From the Depths

It was nothing, this shower. The water ran in little rivulets from the ends of her hair, down her arms, to drip in a steady rhythm down onto the mud beneath her feet. Every stitch of clothing she wore was soaked as she stood at the edge of the cliff overlooking the valley of giant mushrooms that created a forest below. The rain was pouring down, not hard enough to be painful, though it would have chased most others inside. But Niqi’s mind was far away. In a time long lost to memory. 

Her mother had protected her every choice. Every move, save learning embroidery, that is. Her Uncle Jaetos has seen to her education in that area. But there was no true choices for her as she grew. She was to behave as a lady, though they were barely considered Upper Class. Proper ways to dress. To walk, to speak. Even how to hold a tea cup, for Light’s sake. But standing in the rain, beneath the grand trees? No, that never would have been permitted. 

The raindrops battered at the leaves, at once soft and muffled as well at loud and slapping. She smiled faintly at the way the sounds shifted and cascaded through the blue and violet above her head. Turning her face up, she let it splash onto her cheeks and run down onto her shoulders. Such a simple thing, and yet any time she did this, it felt like an act of quiet rebellion. You see me, Minn’da?  The rain won’t wash me away.

Her tendrils wrapped around the straps of her shirt, holding it in place as the weight of the water dragged it downward. The twisted curls of corruption that marked her abdomen could be seen for a breath of a moment, disappearing again beneath the sopping wet silk.

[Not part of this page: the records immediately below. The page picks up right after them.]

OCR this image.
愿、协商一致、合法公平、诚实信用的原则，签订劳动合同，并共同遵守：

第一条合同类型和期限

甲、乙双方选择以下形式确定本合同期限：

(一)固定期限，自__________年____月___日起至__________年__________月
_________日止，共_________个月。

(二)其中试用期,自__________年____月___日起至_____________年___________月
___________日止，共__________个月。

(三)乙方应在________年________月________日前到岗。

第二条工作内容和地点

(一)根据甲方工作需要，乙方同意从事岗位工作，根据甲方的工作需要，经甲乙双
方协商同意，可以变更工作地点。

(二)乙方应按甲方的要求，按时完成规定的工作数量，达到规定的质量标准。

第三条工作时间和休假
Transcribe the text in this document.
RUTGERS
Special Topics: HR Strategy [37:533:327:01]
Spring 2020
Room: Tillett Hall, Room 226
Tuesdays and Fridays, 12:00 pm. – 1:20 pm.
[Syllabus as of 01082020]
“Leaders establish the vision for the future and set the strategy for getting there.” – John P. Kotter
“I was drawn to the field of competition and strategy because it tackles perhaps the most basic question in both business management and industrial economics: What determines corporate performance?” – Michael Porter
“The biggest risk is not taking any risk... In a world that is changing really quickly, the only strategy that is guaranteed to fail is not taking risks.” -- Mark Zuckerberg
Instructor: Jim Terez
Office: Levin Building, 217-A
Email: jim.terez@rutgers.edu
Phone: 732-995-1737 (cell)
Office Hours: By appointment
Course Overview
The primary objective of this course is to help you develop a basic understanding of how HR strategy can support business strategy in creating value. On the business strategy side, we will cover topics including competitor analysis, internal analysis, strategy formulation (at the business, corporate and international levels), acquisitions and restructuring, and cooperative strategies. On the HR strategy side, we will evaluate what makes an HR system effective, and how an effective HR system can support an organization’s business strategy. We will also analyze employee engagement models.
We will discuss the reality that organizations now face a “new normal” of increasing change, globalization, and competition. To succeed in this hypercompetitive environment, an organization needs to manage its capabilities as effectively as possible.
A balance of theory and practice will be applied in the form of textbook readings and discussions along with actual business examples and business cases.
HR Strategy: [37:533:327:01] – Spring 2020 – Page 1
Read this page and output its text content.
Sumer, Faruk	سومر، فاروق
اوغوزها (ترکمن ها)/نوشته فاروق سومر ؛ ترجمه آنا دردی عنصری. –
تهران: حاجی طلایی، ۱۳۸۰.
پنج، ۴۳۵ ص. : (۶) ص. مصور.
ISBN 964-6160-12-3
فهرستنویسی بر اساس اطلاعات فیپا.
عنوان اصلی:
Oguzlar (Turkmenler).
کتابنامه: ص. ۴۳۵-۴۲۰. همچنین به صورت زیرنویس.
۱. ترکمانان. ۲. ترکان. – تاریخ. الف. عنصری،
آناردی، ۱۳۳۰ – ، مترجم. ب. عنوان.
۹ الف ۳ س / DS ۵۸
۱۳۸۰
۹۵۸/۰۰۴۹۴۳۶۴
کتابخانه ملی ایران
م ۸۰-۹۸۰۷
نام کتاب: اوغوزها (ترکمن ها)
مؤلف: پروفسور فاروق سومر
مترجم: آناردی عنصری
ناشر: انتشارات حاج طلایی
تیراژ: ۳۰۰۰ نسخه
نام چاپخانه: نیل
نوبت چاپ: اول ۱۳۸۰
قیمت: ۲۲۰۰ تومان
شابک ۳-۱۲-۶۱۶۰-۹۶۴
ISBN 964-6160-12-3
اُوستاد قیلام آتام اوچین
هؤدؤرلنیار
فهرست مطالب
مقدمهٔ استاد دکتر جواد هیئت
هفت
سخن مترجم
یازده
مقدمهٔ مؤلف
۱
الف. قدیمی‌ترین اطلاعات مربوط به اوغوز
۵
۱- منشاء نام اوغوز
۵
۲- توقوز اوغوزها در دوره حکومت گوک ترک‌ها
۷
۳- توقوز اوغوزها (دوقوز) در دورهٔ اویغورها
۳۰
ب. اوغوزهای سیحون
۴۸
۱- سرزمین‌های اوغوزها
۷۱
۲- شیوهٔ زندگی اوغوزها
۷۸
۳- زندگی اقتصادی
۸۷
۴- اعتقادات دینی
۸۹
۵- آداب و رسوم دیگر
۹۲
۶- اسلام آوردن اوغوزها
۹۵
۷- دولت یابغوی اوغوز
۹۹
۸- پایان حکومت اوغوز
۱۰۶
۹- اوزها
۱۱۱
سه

Back on the path stood her husband, watching her silently. He held a large umbrella, and bore a blanket over his arm. He wasn’t sure how long she’d been out there, but he knew she would grow cold eventually. It was a quiet, happy respite from the anger that had been festering in his wife of late. And so he smiled. He knew all too well how deep she was falling. No, not the Void. But the deep, dark place that the soul goes, when the world spirals out of control. This was a glimmer of light, though he laughed at the irony of it coming during a rainy afternoon. His Tiny was still in there. If he could just hold onto her hand.